Monensin blocks the maturation of receptors for insulin and somatomedin C: Identification of receptor precursors

Abstract

Cultured human lymphoid (IM-9) cells were labeled with [35S]methionine in the presence and absence of monensin, a carboxylic ionophore that inhibits post-translational protein maturation. Labeled receptors for insulin and somatomedin C were immunoprecipitated with antibodies specific for each receptor. Monensin inhibits the biosynthesis of mature .alpha. and .beta. subunits of both receptors and leads to the accumulation of immunoreactive polypeptides with MW of 180,000. These 180,000 MW polypeptides exist as disulfide-linked dimers and may be biosynthetic precursors of both .alpha. and .beta. subunits. In the presence of monensin, small amounts of immunoreactive polypeptides with MW 115,000 and 89,000 also are produced.

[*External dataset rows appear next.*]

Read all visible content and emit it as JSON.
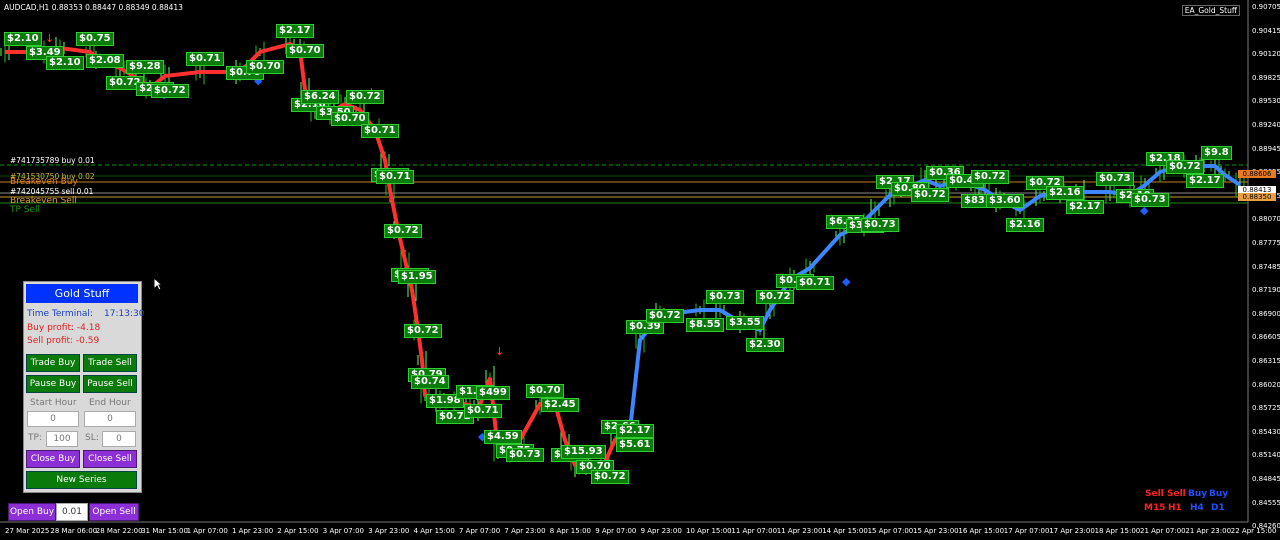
{
  "header": {
    "title": "AUDCAD,H1  0.88353 0.88447 0.88349 0.88413",
    "ea_name": "EA_Gold_Stuff"
  },
  "price_axis": [
    "0.90705",
    "0.90415",
    "0.90120",
    "0.89825",
    "0.89530",
    "0.89240",
    "0.88945",
    "0.88655",
    "0.88365",
    "0.88070",
    "0.87775",
    "0.87485",
    "0.87190",
    "0.86900",
    "0.86605",
    "0.86315",
    "0.86020",
    "0.85725",
    "0.85430",
    "0.85140",
    "0.84845",
    "0.84555",
    "0.84260"
  ],
  "time_axis": [
    "27 Mar 2025",
    "28 Mar 06:00",
    "28 Mar 22:00",
    "31 Mar 15:00",
    "1 Apr 07:00",
    "1 Apr 23:00",
    "2 Apr 15:00",
    "3 Apr 07:00",
    "3 Apr 23:00",
    "4 Apr 15:00",
    "7 Apr 07:00",
    "7 Apr 23:00",
    "8 Apr 15:00",
    "9 Apr 07:00",
    "9 Apr 23:00",
    "10 Apr 15:00",
    "11 Apr 07:00",
    "11 Apr 23:00",
    "14 Apr 15:00",
    "15 Apr 07:00",
    "15 Apr 23:00",
    "16 Apr 15:00",
    "17 Apr 07:00",
    "17 Apr 23:00",
    "18 Apr 15:00",
    "21 Apr 07:00",
    "21 Apr 23:00",
    "22 Apr 15:00"
  ],
  "levels": {
    "order_buy": "#741735789 buy 0.01",
    "order_buy2": "#741530750 buy 0.02",
    "breakeven_buy": "Breakeven Buy",
    "order_sell": "#742045755 sell 0.01",
    "breakeven_sell": "Breakeven Sell",
    "tp_sell": "TP Sell"
  },
  "price_boxes": {
    "box1": "0.88606",
    "box2": "0.88413",
    "box3": "0.88350"
  },
  "trade_tags": [
    {
      "t": "$2.10"
    },
    {
      "t": "$3.49"
    },
    {
      "t": "$2.10"
    },
    {
      "t": "$0.75"
    },
    {
      "t": "$2.08"
    },
    {
      "t": "$0.72"
    },
    {
      "t": "$9.28"
    },
    {
      "t": "$2.10"
    },
    {
      "t": "$0.72"
    },
    {
      "t": "$0.71"
    },
    {
      "t": "$0.70"
    },
    {
      "t": "$0.70"
    },
    {
      "t": "$2.17"
    },
    {
      "t": "$0.70"
    },
    {
      "t": "$2.16"
    },
    {
      "t": "$6.24"
    },
    {
      "t": "$3.50"
    },
    {
      "t": "$0.70"
    },
    {
      "t": "$0.72"
    },
    {
      "t": "$0.71"
    },
    {
      "t": "$5.68"
    },
    {
      "t": "$0.71"
    },
    {
      "t": "$0.72"
    },
    {
      "t": "$0.71"
    },
    {
      "t": "$1.95"
    },
    {
      "t": "$0.72"
    },
    {
      "t": "$0.79"
    },
    {
      "t": "$0.74"
    },
    {
      "t": "$1.98"
    },
    {
      "t": "$0.72"
    },
    {
      "t": "$1.91"
    },
    {
      "t": "$0.71"
    },
    {
      "t": "$499"
    },
    {
      "t": "$4.59"
    },
    {
      "t": "$0.75"
    },
    {
      "t": "$0.73"
    },
    {
      "t": "$0.70"
    },
    {
      "t": "$2.45"
    },
    {
      "t": "$0.14"
    },
    {
      "t": "$15.93"
    },
    {
      "t": "$0.70"
    },
    {
      "t": "$0.72"
    },
    {
      "t": "$2.66"
    },
    {
      "t": "$2.17"
    },
    {
      "t": "$5.61"
    },
    {
      "t": "$0.39"
    },
    {
      "t": "$0.72"
    },
    {
      "t": "$8.55"
    },
    {
      "t": "$0.73"
    },
    {
      "t": "$3.55"
    },
    {
      "t": "$2.30"
    },
    {
      "t": "$0.72"
    },
    {
      "t": "$0.80"
    },
    {
      "t": "$0.71"
    },
    {
      "t": "$6.35"
    },
    {
      "t": "$3.75"
    },
    {
      "t": "$0.73"
    },
    {
      "t": "$2.17"
    },
    {
      "t": "$0.80"
    },
    {
      "t": "$0.72"
    },
    {
      "t": "$0.36"
    },
    {
      "t": "$0.44"
    },
    {
      "t": "$83.03"
    },
    {
      "t": "$0.72"
    },
    {
      "t": "$3.60"
    },
    {
      "t": "$2.16"
    },
    {
      "t": "$0.72"
    },
    {
      "t": "$2.16"
    },
    {
      "t": "$2.17"
    },
    {
      "t": "$0.73"
    },
    {
      "t": "$2.10"
    },
    {
      "t": "$0.73"
    },
    {
      "t": "$2.18"
    },
    {
      "t": "$0.72"
    },
    {
      "t": "$2.17"
    },
    {
      "t": "$9.8"
    }
  ],
  "panel": {
    "title": "Gold Stuff",
    "time_label": "Time Terminal:",
    "time_value": "17:13:30",
    "buy_profit": "Buy profit: -4.18",
    "sell_profit": "Sell profit: -0.59",
    "trade_buy": "Trade Buy",
    "trade_sell": "Trade Sell",
    "pause_buy": "Pause Buy",
    "pause_sell": "Pause Sell",
    "start_hour_label": "Start Hour",
    "end_hour_label": "End Hour",
    "start_hour_value": "0",
    "end_hour_value": "0",
    "tp_label": "TP:",
    "tp_value": "100",
    "sl_label": "SL:",
    "sl_value": "0",
    "close_buy": "Close Buy",
    "close_sell": "Close Sell",
    "new_series": "New Series"
  },
  "bottom_bar": {
    "open_buy": "Open Buy",
    "lot_value": "0.01",
    "open_sell": "Open Sell"
  },
  "mtf": {
    "row1": [
      "Sell",
      "Sell",
      "Buy",
      "Buy"
    ],
    "row2": [
      "M15",
      "H1",
      "H4",
      "D1"
    ]
  },
  "colors": {
    "background": "#000000",
    "up_line": "#3d86ff",
    "down_line": "#ff3030",
    "tag_bg": "#0a7a0a",
    "panel_title": "#0032ff",
    "purple_button": "#8d2fd6"
  }
}
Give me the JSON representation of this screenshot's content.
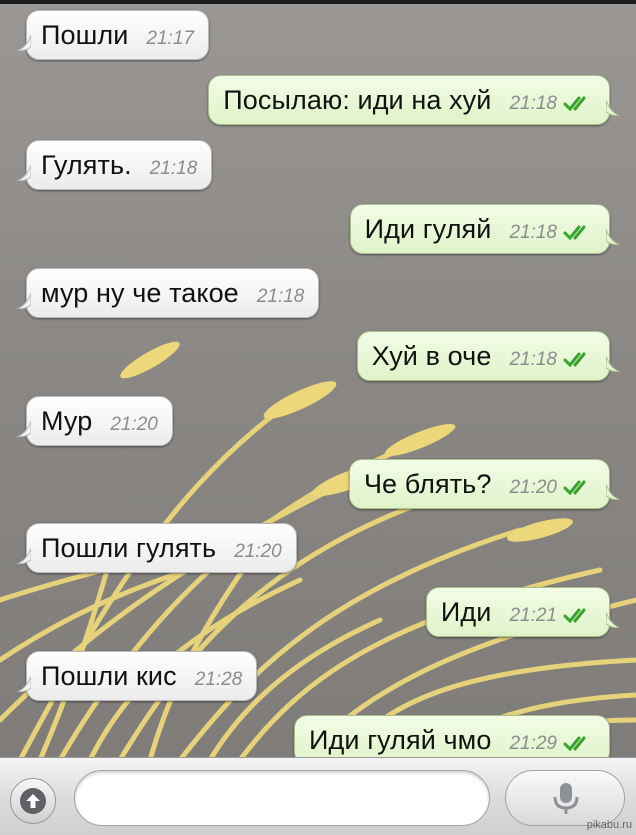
{
  "messages": [
    {
      "side": "in",
      "text": "Пошли",
      "time": "21:17"
    },
    {
      "side": "out",
      "text": "Посылаю: иди на хуй",
      "time": "21:18"
    },
    {
      "side": "in",
      "text": "Гулять.",
      "time": "21:18"
    },
    {
      "side": "out",
      "text": "Иди гуляй",
      "time": "21:18"
    },
    {
      "side": "in",
      "text": "мур ну че такое",
      "time": "21:18"
    },
    {
      "side": "out",
      "text": "Хуй в оче",
      "time": "21:18"
    },
    {
      "side": "in",
      "text": "Мур",
      "time": "21:20"
    },
    {
      "side": "out",
      "text": "Че блять?",
      "time": "21:20"
    },
    {
      "side": "in",
      "text": "Пошли гулять",
      "time": "21:20"
    },
    {
      "side": "out",
      "text": "Иди",
      "time": "21:21"
    },
    {
      "side": "in",
      "text": "Пошли кис",
      "time": "21:28"
    },
    {
      "side": "out",
      "text": "Иди гуляй чмо",
      "time": "21:29"
    }
  ],
  "input": {
    "value": "",
    "placeholder": ""
  },
  "icons": {
    "attach": "upload-arrow-icon",
    "mic": "microphone-icon",
    "read_receipt": "double-check-icon"
  },
  "colors": {
    "tick": "#35a52c",
    "wheat": "#ecd77a",
    "bg": "#8b8885"
  },
  "watermark": "pikabu.ru"
}
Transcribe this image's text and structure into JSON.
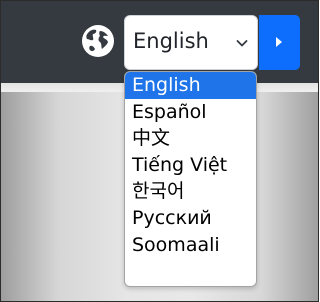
{
  "language_selector": {
    "selected": "English",
    "options": [
      "English",
      "Español",
      "中文",
      "Tiếng Việt",
      "한국어",
      "Русский",
      "Soomaali"
    ]
  },
  "icons": {
    "globe": "globe-icon",
    "caret": "chevron-down-icon",
    "submit": "play-arrow-icon"
  },
  "colors": {
    "topbar": "#343a40",
    "accent": "#0d6efd",
    "selected_option": "#1e74e8"
  }
}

These may be abnormally processed forms of the .alpha. and .beta. subunits lacking residues normally added during terminal glycosylation. In cells treated with monensin, the polypeptides of MW 180,000 and 115,000 can be affinity-labeled with 124I-labeled insulin. These labeled polypeptides are immunoprecipitated by antibodies specific for insulin receptors but not by antibodies specific for somatomedin C receptors. The putative precursors for insulin and somatomedin C receptors apparently are distinct polypeptides, although they have similar MW and similar modes of processing. A possible structural relationship between the precursors for these receptors and the type II insulin-like growth factor receptor is discussed.